At this point, halfway through the book, I realized I wasn’t particularly enjoying myself. Although the ideas presented are interesting, I find them overly simplistic, especially in the lumping together of all behaviors of indigenous cultures. I was also still settling in to Freud’s writing style and grappling internally with the many references to savages. But it is in the last two essays that the elements of psychoanalysis really shine.

In the third essay, “Animism, Magic and the Omnipotence of Thought” Freud further explores the emotional duality, or “ambivalence”, in which our internal mental unconscious life is projected into the external world. Most commonly in primitive minds, projections focus on animism, giving a spiritual essence to inanimate objects. Whereas in the modern world we retain some magic or paranormal superstitions, as well as an interest in art. This is especially true for specific patients of Freud who display obsessive thinking, delusional disorders, and phobias.

Here, I must give specific examples, because they are fascinating, and I also find the modern patient studies a more persuasive argument for Freud than his second-hand filtered observances of indigenous people. In all cases, Freud finds specific examples of little boys transferring their fear of their fathers onto animals. One boy, upon seeing a dog would weep and cry out, “Don’t bite me doggie; I’ll be good!” Upon further questioning, the boy admitted that by good, he meant he “wouldn’t play the fiddle” or masturbate. One boy was afraid of horses and thought that they would bite him, and he would die, which stemmed from his father leaving for extended periods of time. Even more sensationally, one boy tried to urinate in a chicken coop while visiting relatives on holiday, and a rooster snapped at his penis. For many subsequent years, the boy became fascinated with chickens and cocks, abandoning human speech for some time, singing songs about them, but also playing at slaughtering them and dancing around their bodies. He admitted, “my father’s the cock… when I’m bigger, I’ll be a cock.”

“The Return of Totemism in Childhood” is the theoretical climax of Freud’s arguments. Here, he juxtaposes Charles Darwin’s theory of early human societies in which a single alpha-male is surrounded by a harem of females, with the theory of the sacrifice ritual. Together, he concludes that a band of prehistoric brothers expelled from the alpha-male group, organized and returned to kill their alpha-male father, which formed the foundation of totemism and the Oedipus complex. From here, he postulates that all religions extend from that collective guilt in penance for the original sin of the murder of the father figure.

Freud is a highly rational and thoughtful man, and it’s clear in this short collection that he has great ability to stimulate the imagination.
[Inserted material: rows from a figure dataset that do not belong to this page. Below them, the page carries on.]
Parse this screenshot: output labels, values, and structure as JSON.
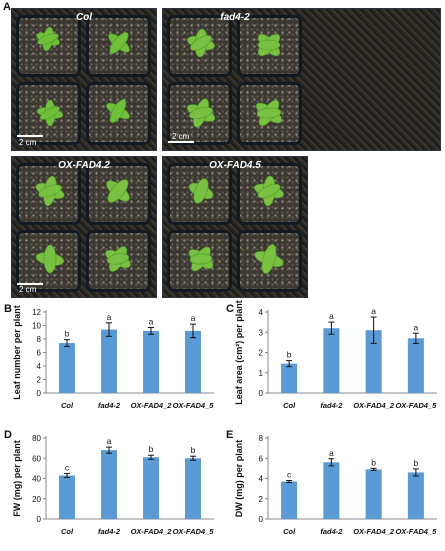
{
  "figure": {
    "panel_a_label": "A",
    "photos": [
      {
        "title": "Col",
        "scale_label": "2 cm"
      },
      {
        "title": "fad4-2",
        "scale_label": "2 cm"
      },
      {
        "title": "OX-FAD4.2",
        "scale_label": "2 cm"
      },
      {
        "title": "OX-FAD4.5",
        "scale_label": ""
      }
    ]
  },
  "chart_data": [
    {
      "panel": "B",
      "type": "bar",
      "categories": [
        "Col",
        "fad4-2",
        "OX-FAD4_2",
        "OX-FAD4_5"
      ],
      "values": [
        7.4,
        9.4,
        9.2,
        9.2
      ],
      "errors": [
        0.5,
        1.0,
        0.5,
        1.0
      ],
      "letters": [
        "b",
        "a",
        "a",
        "a"
      ],
      "ylabel": "Leaf number per plant",
      "ylim": [
        0,
        12
      ],
      "yticks": [
        0,
        2,
        4,
        6,
        8,
        10,
        12
      ],
      "color": "#5b9bd5"
    },
    {
      "panel": "C",
      "type": "bar",
      "categories": [
        "Col",
        "fad4-2",
        "OX-FAD4_2",
        "OX-FAD4_5"
      ],
      "values": [
        1.45,
        3.2,
        3.1,
        2.7
      ],
      "errors": [
        0.15,
        0.3,
        0.65,
        0.25
      ],
      "letters": [
        "b",
        "a",
        "a",
        "a"
      ],
      "ylabel": "Leaf area (cm²) per plant",
      "ylim": [
        0,
        4
      ],
      "yticks": [
        0,
        1,
        2,
        3,
        4
      ],
      "color": "#5b9bd5"
    },
    {
      "panel": "D",
      "type": "bar",
      "categories": [
        "Col",
        "fad4-2",
        "OX-FAD4_2",
        "OX-FAD4_5"
      ],
      "values": [
        43,
        68,
        61,
        60
      ],
      "errors": [
        2,
        3,
        2,
        2
      ],
      "letters": [
        "c",
        "a",
        "b",
        "b"
      ],
      "ylabel": "FW (mg) per plant",
      "ylim": [
        0,
        80
      ],
      "yticks": [
        0,
        20,
        40,
        60,
        80
      ],
      "color": "#5b9bd5"
    },
    {
      "panel": "E",
      "type": "bar",
      "categories": [
        "Col",
        "fad4-2",
        "OX-FAD4_2",
        "OX-FAD4_5"
      ],
      "values": [
        3.7,
        5.6,
        4.9,
        4.6
      ],
      "errors": [
        0.1,
        0.35,
        0.1,
        0.35
      ],
      "letters": [
        "c",
        "a",
        "b",
        "b"
      ],
      "ylabel": "DW (mg) per plant",
      "ylim": [
        0,
        8
      ],
      "yticks": [
        0,
        2,
        4,
        6,
        8
      ],
      "color": "#5b9bd5"
    }
  ]
}
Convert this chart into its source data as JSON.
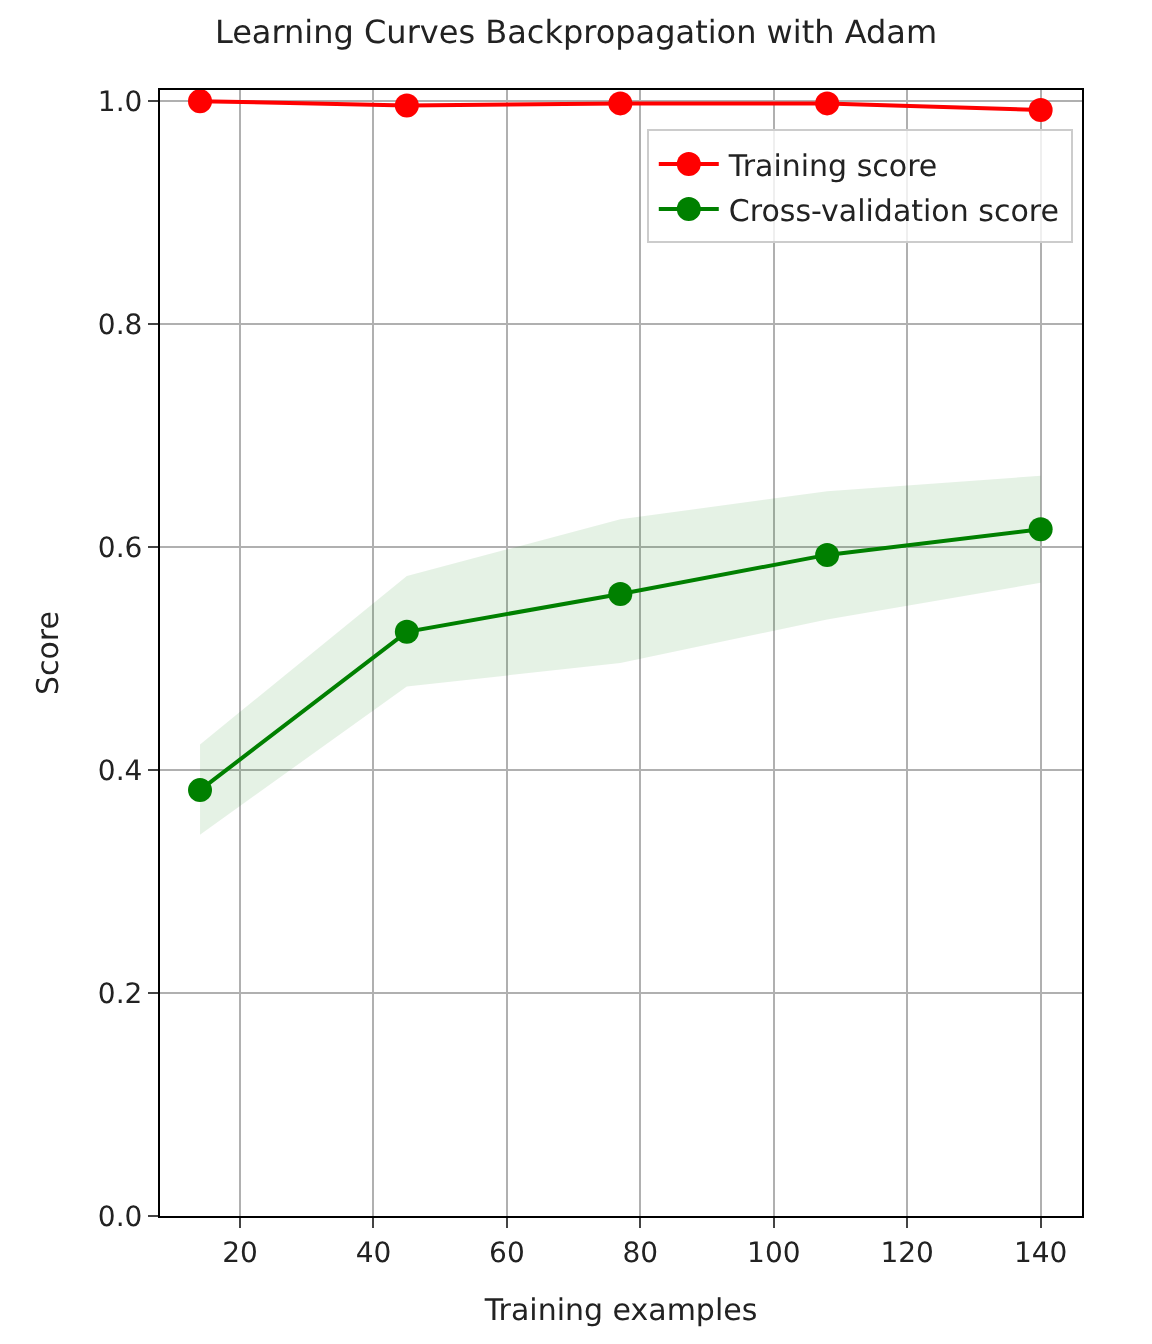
{
  "chart_data": {
    "type": "line",
    "title": "Learning Curves Backpropagation with Adam",
    "xlabel": "Training examples",
    "ylabel": "Score",
    "x": [
      14,
      45,
      77,
      108,
      140
    ],
    "series": [
      {
        "name": "Training score",
        "color": "#ff0000",
        "values": [
          1.0,
          0.996,
          0.998,
          0.998,
          0.992
        ]
      },
      {
        "name": "Cross-validation score",
        "color": "#008000",
        "values": [
          0.382,
          0.524,
          0.558,
          0.593,
          0.616
        ],
        "lower": [
          0.342,
          0.475,
          0.496,
          0.535,
          0.568
        ],
        "upper": [
          0.423,
          0.574,
          0.625,
          0.65,
          0.664
        ]
      }
    ],
    "xlim": [
      8,
      146.2
    ],
    "ylim": [
      0,
      1.01
    ],
    "xticks": [
      20,
      40,
      60,
      80,
      100,
      120,
      140
    ],
    "yticks": [
      {
        "value": 0,
        "label": "0.0"
      },
      {
        "value": 0.2,
        "label": "0.2"
      },
      {
        "value": 0.4,
        "label": "0.4"
      },
      {
        "value": 0.6,
        "label": "0.6"
      },
      {
        "value": 0.8,
        "label": "0.8"
      },
      {
        "value": 1.0,
        "label": "1.0"
      }
    ],
    "grid": true,
    "legend": "top right",
    "marker": "circle",
    "line_style": "solid"
  }
}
He is well-read and his essays are well-referenced. I think both Freud and his readers are drawn to the grandiose unifying theory he proposes, and he doesn’t shy away from the ambitious task of tracing the origins of human desire, morality, social organization, and religion.

Freud created a system of research founded upon the Oedipus complex, and he viewed the entire world through this lens. Unfortunately, it’s terribly limited and does little to explain anthropological questions about why totems are often specific animals or why so many indigenous societies are matriarchal. He generalizes and makes wilds leaps to his conclusions. But Freud also radically changed the face of how we understand human behavior by recognizing the importance of the unconscious.

Recommended as a short and accessible introduction to Freud, especially for those interested in his persuasive writing style and the field of psychoanalysis.